Another explores how AI-generated imaging traits can be integrated into common data elements (CDEs) to improve healthcare outcomes and workflow integration Mehdiratta et al.” (Mehdiratta et al., 2025).
What’s next with LLMs
Building on its success, Penn Medicine is now integrating large language models to further streamline radiology reporting. The goal is to automate the structuring of radiology report findings – such as detecting adrenal nodules – and trigger clinical decision support within EHR.
This next phase will improve reporting accuracy, reduce variability, and ensure that critical incidental findings prompt timely follow-up, optimizing both patient outcomes and resource utilization. Among the key objectives for AInSights:
Enhancing AI-Assisted Clinical Decision Support. AI tools are being developed to provide radiologists with deeper insights into imaging findings.

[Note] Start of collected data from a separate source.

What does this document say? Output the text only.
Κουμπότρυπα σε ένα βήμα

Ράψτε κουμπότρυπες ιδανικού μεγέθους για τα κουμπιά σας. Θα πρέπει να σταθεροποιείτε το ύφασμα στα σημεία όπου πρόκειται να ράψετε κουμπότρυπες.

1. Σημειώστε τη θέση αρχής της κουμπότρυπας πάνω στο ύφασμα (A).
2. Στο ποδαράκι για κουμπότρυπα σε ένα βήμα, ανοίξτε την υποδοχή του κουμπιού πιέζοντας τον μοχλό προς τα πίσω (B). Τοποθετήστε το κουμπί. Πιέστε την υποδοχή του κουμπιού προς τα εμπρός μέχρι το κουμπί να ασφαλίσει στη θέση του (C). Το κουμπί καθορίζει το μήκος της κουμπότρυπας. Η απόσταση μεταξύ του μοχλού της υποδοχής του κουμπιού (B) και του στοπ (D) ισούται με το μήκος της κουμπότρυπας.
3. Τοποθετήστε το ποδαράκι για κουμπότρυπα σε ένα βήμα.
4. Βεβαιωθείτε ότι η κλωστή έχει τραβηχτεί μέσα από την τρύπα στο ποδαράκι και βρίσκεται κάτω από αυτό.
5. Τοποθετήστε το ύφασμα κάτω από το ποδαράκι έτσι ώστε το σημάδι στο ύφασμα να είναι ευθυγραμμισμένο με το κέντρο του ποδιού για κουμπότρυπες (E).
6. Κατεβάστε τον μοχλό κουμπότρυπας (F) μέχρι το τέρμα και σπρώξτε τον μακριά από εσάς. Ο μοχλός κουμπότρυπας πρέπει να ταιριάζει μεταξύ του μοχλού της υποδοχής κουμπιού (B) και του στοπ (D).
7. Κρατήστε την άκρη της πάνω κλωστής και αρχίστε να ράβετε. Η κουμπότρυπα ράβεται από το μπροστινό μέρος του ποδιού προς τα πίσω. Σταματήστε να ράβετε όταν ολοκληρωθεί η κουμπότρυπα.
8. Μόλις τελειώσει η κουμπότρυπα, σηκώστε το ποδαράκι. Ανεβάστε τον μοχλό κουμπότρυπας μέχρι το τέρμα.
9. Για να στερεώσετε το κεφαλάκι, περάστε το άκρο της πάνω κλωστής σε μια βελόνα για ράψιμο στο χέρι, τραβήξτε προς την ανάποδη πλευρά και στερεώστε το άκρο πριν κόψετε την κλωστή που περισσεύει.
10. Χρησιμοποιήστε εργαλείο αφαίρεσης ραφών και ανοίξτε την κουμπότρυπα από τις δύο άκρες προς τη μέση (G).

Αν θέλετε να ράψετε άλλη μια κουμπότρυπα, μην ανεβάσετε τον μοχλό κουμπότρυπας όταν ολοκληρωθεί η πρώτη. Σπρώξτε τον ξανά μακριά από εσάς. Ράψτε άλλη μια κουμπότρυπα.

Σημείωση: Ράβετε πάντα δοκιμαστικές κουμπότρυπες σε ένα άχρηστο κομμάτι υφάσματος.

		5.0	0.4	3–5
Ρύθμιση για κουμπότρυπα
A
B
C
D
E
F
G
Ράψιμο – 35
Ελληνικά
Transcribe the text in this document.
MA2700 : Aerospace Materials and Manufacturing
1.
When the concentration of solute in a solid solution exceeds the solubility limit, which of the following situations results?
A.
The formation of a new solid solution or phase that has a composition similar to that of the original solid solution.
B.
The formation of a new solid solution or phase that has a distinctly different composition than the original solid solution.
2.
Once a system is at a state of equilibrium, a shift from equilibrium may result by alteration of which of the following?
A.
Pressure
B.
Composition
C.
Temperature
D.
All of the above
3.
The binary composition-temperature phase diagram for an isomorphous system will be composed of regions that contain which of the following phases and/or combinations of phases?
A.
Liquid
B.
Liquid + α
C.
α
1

Post-Deployment Monitoring & Governance. AI models are rigorously evaluated to ensure real-world performance aligns with clinical expectations.
AI Integration with Workflow Efficiency. Efforts are underway to seamlessly incorporate AI into existing PACS, RIS, and EHR systems, reducing disruption to radiologist workflows.
AI FOMO? Take a strategic approach
The radiology shortage is real, but so is the pressure to deploy AI at lightning speed. With every new AI announcement, hospitals worry they are falling behind. However, implementing AI strategically – rather than reactively – is the key to long-term success.
For radiologists, AI isn’t just about efficiency, it’s about reclaiming time for complex cases, reducing burnout, and improving diagnostic accuracy.
But let’s be clear: Smart AI adoption beats rushed AI adoption every time. Instead of chasing trends, healthcare leaders must focus on implementation science, post-monitoring, and continuous refinement to ensure AI truly enhances radiology.
The future isn’t about who gets AI first – it’s about who gets it right.
Ameena Elahi is IS Application Manager at Penn Medicine, where she is responsible for project oversight for medical imaging applications, including research and artificial intelligence.